A pesar de la cantidad monstruosa de páginas que tenía para leer, de chica era un poco vaga y otro poco inquieta como para sentarme y quedarme quietecita leyendo. De todas maneras, a pesar de que no me apasionaba leer, disfrutaba muchísimo que me leyeran, o simplemente me contaran alguna historia improvisada, costumbre neta de mi familia paterna.
No podría decir exactamente cuántos años tenía, ni cuál fue el primer libro que leí pero, acudiendo a mi memoria, podría decir que tenía ocho años (aproximados) cuando recuerdo haber encontrado en la casa de mi abuela, entre una pila enorme, un librito que me llamó la atención. Valla a saber uno por qué, lo aparté y me lo llevé a mi casa. De esta manera, “Libro de cabecera” de Pipo Pescador fue el primer libro que leí, por decisión propia y de la primera hasta a última página. Luego, recibí como regalo dos libritos de tapa dura de Elsa Bornemann que me atraparon más de una vez. A partir de estos, me metí con la poesía y fui armando mi pequeña biblioteca.
De repente, me di cuenta de que las poesías no estaban sólo en las páginas de libros de Becker o Benedetti. Empecé a prestarle atención a las letras de la música que mi mamá ponía y, aunque suene medio raro, me percaté de que había muchísima poesía por escuchar y leer. Serrat, Sabina y Aznar fueron el principio de una larga y variada lista de cantautores que, si empiezo a nombrar, ocuparía media página.
Ya pasados unos años de ojear rimas, incursioné por otro tipo de textos. Una de las tantas veces que revisaba la biblioteca, encontré un libro que se llamaba “Nunca más”. Claro… yo, con los 11 años que cargaba, no sabía demasiado de esa parte de la historia de mi país, pero mi mamá se encargó de contármelo todo. Fue como si me tiraran un vaso con agua congelada encima y, decidida a introducirme más en el tema, me propuse leer ese gran libro. “Mira que es medio crudo, Marinita” me anticipó, así y todo no me importó y le di para adelante igual. No me acuerdo hasta qué página llegué, pero nunca pude terminarlo. Cada vez que lo intenté lloré inevitablemente y, con lágrimas en los ojos, es imposible leer.
Me fui para las novelas y obras de teatro. Devoré varios libros de Sheldon, García Márquez y Casona, quienes hicieron que aumentara mi vicio hacia este tipo de textos.
Una de las últimas novelas que leí fue “La naranja mecánica” de Anthony Burgess y realmente es una de las que más me gustó.

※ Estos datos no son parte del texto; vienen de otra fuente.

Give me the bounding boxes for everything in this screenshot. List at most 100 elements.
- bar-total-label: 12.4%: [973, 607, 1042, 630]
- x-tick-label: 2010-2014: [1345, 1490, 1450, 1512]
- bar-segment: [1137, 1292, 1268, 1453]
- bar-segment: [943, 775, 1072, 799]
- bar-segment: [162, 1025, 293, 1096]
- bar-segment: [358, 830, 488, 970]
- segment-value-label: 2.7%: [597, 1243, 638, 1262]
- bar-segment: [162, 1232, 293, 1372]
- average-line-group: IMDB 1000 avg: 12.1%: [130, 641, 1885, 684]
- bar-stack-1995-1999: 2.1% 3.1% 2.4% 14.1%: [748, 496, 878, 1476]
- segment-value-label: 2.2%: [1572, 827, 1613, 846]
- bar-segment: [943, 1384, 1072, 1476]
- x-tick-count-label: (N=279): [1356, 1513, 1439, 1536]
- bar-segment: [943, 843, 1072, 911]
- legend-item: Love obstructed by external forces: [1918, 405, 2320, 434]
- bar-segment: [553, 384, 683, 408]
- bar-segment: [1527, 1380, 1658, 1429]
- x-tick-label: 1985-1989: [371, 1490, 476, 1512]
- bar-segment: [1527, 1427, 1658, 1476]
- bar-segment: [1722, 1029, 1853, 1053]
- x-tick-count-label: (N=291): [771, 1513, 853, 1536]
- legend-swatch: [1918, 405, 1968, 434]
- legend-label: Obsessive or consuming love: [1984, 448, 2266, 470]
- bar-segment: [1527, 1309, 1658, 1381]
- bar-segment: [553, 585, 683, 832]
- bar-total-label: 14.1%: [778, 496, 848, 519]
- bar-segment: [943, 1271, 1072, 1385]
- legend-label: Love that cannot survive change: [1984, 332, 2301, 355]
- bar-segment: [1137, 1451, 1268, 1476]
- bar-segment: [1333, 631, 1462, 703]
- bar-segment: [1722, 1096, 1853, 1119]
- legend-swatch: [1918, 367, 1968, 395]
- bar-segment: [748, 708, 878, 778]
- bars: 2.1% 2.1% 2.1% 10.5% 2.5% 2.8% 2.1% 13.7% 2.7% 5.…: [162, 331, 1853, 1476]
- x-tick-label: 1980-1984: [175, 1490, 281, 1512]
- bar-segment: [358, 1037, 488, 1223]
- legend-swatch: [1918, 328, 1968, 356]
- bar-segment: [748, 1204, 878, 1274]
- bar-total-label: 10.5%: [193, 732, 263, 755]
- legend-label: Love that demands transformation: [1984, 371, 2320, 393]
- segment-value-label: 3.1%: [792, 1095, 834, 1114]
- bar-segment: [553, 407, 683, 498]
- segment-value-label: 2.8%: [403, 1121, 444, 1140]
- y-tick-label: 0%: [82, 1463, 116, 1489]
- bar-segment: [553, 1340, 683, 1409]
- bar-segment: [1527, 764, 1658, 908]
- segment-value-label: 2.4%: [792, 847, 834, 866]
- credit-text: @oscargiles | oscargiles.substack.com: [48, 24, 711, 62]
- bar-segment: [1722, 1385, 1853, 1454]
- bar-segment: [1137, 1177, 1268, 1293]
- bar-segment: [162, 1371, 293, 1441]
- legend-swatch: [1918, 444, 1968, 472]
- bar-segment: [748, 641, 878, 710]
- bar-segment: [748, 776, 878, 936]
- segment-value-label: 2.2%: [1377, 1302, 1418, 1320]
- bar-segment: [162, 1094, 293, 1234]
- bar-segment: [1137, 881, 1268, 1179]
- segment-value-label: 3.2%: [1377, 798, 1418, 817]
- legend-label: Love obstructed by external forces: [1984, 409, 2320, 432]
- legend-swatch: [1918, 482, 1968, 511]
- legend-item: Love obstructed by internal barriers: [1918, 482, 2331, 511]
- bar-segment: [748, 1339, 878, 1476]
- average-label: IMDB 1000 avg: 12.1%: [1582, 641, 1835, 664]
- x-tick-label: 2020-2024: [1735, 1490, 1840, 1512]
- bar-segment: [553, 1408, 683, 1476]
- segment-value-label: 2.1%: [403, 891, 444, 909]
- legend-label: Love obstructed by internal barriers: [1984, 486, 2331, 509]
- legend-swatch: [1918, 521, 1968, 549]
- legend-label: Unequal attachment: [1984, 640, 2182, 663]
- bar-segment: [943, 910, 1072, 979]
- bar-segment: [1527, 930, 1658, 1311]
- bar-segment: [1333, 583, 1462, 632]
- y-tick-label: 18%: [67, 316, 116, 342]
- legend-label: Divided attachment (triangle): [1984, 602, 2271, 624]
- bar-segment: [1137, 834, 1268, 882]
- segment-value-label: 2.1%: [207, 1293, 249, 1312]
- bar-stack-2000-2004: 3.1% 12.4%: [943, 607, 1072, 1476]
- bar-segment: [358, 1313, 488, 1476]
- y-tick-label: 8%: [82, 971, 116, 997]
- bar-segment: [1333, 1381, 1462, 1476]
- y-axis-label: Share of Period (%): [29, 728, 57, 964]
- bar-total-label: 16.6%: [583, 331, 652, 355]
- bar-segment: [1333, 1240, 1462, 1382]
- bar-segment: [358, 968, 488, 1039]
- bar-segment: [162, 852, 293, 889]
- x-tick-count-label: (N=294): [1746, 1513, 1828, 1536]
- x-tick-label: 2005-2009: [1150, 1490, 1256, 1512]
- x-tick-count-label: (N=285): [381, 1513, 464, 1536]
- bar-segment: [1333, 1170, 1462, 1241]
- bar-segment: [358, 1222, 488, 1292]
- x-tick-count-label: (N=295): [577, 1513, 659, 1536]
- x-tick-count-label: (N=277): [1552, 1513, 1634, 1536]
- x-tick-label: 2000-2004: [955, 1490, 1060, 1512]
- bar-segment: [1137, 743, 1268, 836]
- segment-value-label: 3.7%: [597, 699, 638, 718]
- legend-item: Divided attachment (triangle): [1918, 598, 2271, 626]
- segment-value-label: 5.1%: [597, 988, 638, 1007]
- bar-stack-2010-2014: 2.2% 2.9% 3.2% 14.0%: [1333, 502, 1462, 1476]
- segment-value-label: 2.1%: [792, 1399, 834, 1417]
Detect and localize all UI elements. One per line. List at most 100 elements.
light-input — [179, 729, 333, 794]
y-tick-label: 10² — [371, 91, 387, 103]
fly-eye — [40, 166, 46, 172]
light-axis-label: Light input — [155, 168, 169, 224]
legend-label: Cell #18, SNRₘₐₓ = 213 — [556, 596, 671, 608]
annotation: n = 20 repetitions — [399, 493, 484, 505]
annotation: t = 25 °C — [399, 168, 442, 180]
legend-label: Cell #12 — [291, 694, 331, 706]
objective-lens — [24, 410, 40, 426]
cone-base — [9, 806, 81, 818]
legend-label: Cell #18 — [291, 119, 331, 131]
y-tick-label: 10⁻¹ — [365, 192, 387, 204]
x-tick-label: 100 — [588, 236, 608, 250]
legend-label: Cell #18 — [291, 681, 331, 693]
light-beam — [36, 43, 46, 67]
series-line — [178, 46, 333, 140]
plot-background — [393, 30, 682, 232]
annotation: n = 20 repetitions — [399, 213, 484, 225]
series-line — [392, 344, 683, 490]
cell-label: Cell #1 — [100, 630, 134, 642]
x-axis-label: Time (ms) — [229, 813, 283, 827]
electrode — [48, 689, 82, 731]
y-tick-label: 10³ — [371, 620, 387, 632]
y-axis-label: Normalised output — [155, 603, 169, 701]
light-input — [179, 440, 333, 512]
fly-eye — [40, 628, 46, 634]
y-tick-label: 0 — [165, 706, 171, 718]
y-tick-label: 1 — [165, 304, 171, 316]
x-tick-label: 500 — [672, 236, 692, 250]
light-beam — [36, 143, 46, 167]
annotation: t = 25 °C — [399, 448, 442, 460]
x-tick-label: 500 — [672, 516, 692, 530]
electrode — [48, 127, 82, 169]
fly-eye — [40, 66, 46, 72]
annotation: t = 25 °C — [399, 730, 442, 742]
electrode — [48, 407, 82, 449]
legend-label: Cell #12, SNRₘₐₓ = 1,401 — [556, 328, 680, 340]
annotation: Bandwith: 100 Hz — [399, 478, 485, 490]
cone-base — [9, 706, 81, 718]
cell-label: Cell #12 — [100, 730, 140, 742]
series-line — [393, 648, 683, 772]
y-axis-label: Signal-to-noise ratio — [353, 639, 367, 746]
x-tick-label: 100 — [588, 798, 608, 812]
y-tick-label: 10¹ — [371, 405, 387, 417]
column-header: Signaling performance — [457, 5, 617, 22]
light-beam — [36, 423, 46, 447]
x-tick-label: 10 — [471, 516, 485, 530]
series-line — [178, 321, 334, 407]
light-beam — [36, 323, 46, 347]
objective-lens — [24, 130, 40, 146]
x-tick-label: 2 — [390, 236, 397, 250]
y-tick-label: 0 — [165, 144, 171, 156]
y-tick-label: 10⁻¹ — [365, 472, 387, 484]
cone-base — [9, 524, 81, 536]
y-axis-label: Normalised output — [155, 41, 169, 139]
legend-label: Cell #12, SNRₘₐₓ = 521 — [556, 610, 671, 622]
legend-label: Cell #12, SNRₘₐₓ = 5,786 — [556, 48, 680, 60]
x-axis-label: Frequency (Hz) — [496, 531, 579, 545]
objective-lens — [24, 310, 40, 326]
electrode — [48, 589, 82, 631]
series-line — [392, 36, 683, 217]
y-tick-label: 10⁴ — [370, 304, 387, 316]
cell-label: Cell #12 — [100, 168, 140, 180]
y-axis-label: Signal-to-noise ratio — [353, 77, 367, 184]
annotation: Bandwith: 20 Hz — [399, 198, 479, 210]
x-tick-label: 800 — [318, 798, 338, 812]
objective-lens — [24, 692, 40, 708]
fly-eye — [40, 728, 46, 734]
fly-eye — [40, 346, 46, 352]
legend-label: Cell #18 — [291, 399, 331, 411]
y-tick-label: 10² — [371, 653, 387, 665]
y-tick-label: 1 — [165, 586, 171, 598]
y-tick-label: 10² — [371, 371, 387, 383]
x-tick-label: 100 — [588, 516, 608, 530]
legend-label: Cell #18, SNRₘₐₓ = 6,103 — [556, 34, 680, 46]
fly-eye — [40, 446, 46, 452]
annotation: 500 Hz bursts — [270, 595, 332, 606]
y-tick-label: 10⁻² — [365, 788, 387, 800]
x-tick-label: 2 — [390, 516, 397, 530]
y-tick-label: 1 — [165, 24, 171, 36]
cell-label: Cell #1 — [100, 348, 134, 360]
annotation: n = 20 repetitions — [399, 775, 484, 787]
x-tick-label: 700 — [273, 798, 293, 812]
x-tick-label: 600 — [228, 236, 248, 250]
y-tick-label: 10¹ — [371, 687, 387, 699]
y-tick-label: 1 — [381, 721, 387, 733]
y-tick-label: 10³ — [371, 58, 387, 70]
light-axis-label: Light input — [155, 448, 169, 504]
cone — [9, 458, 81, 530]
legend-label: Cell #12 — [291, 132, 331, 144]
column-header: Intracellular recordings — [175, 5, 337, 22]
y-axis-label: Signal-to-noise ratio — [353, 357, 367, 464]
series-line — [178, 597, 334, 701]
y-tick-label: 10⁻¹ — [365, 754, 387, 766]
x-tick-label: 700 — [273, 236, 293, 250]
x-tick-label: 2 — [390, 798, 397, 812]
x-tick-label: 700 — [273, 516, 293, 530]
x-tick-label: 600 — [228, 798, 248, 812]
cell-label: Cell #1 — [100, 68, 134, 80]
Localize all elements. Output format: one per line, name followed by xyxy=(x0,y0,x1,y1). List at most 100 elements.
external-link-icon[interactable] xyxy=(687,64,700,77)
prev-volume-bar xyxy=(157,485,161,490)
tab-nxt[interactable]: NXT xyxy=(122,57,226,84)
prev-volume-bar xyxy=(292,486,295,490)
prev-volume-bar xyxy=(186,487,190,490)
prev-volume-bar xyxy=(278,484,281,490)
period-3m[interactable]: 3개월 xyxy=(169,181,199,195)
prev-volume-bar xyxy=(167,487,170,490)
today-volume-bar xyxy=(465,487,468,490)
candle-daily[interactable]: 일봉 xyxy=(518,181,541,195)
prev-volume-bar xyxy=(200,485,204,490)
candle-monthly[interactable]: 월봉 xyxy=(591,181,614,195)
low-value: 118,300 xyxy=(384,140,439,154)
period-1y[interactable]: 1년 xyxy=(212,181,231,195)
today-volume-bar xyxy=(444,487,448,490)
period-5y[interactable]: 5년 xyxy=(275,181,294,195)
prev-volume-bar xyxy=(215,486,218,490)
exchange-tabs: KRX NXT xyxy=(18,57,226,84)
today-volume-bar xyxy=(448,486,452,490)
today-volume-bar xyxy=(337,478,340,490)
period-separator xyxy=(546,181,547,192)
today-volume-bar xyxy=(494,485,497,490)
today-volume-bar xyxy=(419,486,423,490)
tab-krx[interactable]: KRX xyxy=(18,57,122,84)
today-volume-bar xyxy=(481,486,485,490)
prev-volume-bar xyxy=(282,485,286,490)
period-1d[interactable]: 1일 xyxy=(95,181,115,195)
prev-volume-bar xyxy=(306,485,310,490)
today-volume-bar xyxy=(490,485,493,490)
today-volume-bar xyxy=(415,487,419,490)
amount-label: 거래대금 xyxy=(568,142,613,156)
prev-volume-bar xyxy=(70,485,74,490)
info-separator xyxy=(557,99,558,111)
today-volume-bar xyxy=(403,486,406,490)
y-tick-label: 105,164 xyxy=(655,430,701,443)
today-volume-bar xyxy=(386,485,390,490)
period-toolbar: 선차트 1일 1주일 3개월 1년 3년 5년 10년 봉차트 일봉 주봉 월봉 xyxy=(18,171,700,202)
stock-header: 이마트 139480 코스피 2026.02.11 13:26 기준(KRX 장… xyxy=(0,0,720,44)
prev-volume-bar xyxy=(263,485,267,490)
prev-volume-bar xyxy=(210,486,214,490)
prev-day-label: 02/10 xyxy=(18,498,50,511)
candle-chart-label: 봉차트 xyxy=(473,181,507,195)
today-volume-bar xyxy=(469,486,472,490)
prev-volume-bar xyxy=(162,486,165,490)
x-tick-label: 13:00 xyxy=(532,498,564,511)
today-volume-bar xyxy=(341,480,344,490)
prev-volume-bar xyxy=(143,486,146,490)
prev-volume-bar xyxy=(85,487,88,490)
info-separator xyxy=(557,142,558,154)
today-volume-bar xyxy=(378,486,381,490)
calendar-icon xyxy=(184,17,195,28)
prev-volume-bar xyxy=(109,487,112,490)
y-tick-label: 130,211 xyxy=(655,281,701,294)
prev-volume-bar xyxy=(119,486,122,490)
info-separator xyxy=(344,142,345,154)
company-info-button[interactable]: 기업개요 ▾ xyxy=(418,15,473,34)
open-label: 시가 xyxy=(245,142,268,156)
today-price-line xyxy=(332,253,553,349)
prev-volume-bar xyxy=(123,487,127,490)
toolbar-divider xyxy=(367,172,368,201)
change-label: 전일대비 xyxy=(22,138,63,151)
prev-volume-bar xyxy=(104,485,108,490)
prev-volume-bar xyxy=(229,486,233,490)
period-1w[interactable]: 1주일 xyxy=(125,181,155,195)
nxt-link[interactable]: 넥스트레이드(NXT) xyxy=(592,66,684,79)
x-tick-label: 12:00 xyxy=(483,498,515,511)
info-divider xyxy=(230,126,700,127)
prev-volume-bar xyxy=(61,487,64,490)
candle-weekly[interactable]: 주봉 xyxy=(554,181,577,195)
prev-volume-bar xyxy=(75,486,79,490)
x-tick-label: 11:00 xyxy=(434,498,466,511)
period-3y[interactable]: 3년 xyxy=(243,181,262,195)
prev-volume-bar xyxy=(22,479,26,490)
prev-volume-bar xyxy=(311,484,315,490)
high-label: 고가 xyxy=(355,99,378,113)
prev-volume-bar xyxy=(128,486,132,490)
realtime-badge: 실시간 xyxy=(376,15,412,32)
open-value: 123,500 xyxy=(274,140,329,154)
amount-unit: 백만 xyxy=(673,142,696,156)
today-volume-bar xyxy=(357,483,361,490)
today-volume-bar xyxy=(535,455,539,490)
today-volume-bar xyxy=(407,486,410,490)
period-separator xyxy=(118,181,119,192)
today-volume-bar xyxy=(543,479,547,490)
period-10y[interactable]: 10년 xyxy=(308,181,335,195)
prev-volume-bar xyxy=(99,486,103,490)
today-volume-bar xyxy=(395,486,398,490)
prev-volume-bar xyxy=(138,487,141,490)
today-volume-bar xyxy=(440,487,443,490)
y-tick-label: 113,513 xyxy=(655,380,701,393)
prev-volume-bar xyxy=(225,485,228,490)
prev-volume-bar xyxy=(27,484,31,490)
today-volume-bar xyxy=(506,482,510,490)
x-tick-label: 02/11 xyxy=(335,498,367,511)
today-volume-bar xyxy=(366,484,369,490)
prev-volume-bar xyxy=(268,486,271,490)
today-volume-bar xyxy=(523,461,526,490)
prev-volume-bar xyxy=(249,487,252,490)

Creo que tiene mucho contenido para pensar y analizar; cada vez que lo releí, encontré algo nuevo en la lectura.
Las últimas vacaciones que me fui con mis viejos, me había llevado una novela de Sydney Sheldon para pasar el tiempo, pero a los tres días ya la había terminado. Me quedaban cuatro largos días así que me fui a la única librería del pueblito en donde estábamos. Escondido en una esquinita un tanto sucia, tuve un encuentro un tanto casual con Jean Paul Sartre. Había estudiado algunas cosas de su filosofía en la secundaria, pero no demasiado. Sólo sabía a duras penas quién era. Tomé ese ejemplar y me pasé los cuatro días restantes de mis vacaciones con “El existencialismo es un humanismo”, más que contenta con la elección.
Como se puede apreciar, a pesar de tener un comienzo vago con la lectura, terminé devorando libros como quien mira televisión a diario. Todavía me falta demasiado por leer, pero tengo mucho tiempo como para hacerlo.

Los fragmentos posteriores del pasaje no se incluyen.